Quel sera l’impact de ce robot dans le milieu scientifique ?
Miche Lauria : Du point de vue de la recherche fondamentale, ce type de projet a été utilisé afin de comprendre les turbulences qui se créent lorsqu’on excite une nageoire sous l’eau. Il y a eu plusieurs travaux de doctorat sur ces aspects physiques qui ont pu être réalisés grâce à cette machine à Caltech (Pasadena), l’un des centres de recherche les plus prolifiques aux États-Unis.

Quelle est la suite à donner à votre prototype ?
Michel Lauria : Notre mission est de développer de nouvelles idées et de les transférer par la suite au monde industriel au travers de start-ups ou à des entreprises déjà existantes. Ce robot dispose d’autres atouts dans sa manche comme des applications médicales. Pour ce faire, il pourrait servir à la mobilisation des articulations humaines (épaule, hanche) afin de permettre aux chirurgiens d’améliorer leurs techniques d’intervention chirurgicales.

Dans un autre registre, quelle est l’utilité de la visseuse instrumentée développée dans le cadre du projet InnoSuisse ?
Michel Lauria : Le vissage est l’opération la plus répandue dans les chaines de production industrielles. Dans l’industrie automobile par exemple, il importe de serrer chaque vis selon un schéma d’assemblage pré-établi avec la bonne force de serrage. Par exemple, cette visseuse est capable de mémoriser les opérations manuelles effectuées par l’opérateur. A-t-il mis la bonne vis au bon endroit en respectant le schéma de montage ? A-t-il choisi la bonne vis et a-t-il appliqué le bon couple de serrage. Ces applications concernent également le domaine aérospatial, très pointilleux dans les procédures d’assemblage de systèmes complexes. Le but est donc de garantir la qualité de l’assemblage. Ce projet est le fruit d’une collaboration avec deux autres hautes écoles, la HEIG-VD (Haute École d’Ingénierie et de Gestion du Canton de Vaud) et la HE-ARC (Haute Ecole Neuchâtel, Berne, Jura). Il a pu être réalisé grâce au financement apporté par la HES-SO puis des fonds Innosuisse nous ont permis de finaliser un deuxième prototype.

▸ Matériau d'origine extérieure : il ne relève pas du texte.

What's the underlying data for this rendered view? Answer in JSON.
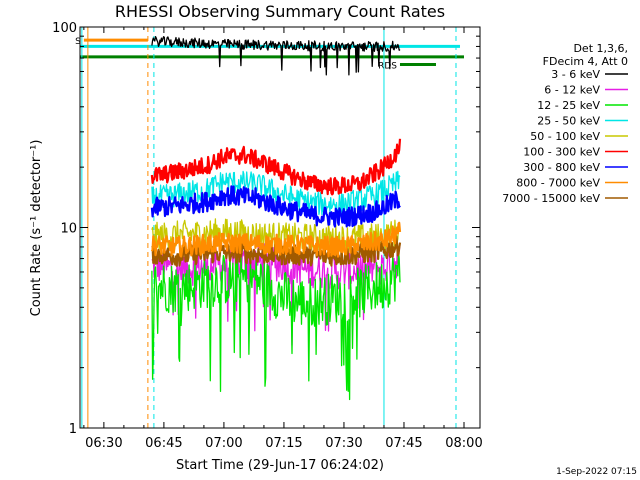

Quelles sont vos nouvelles recherches ?
Michel Lauria : Nous travaillons également sur de nouvelles structures innovantes, très solides et très légères à base de matériaux innovants, et qui pourraient par exemple servir de châssis de protection pour des drones d’inspection. Des architectes du paysage ont également pris contact avec notre école afin d’utiliser ce type de structures pour réaliser des iles flottantes végétalisées aux bords de nos lacs.

Propos recueillis par Michele Caracciolo di Brienza.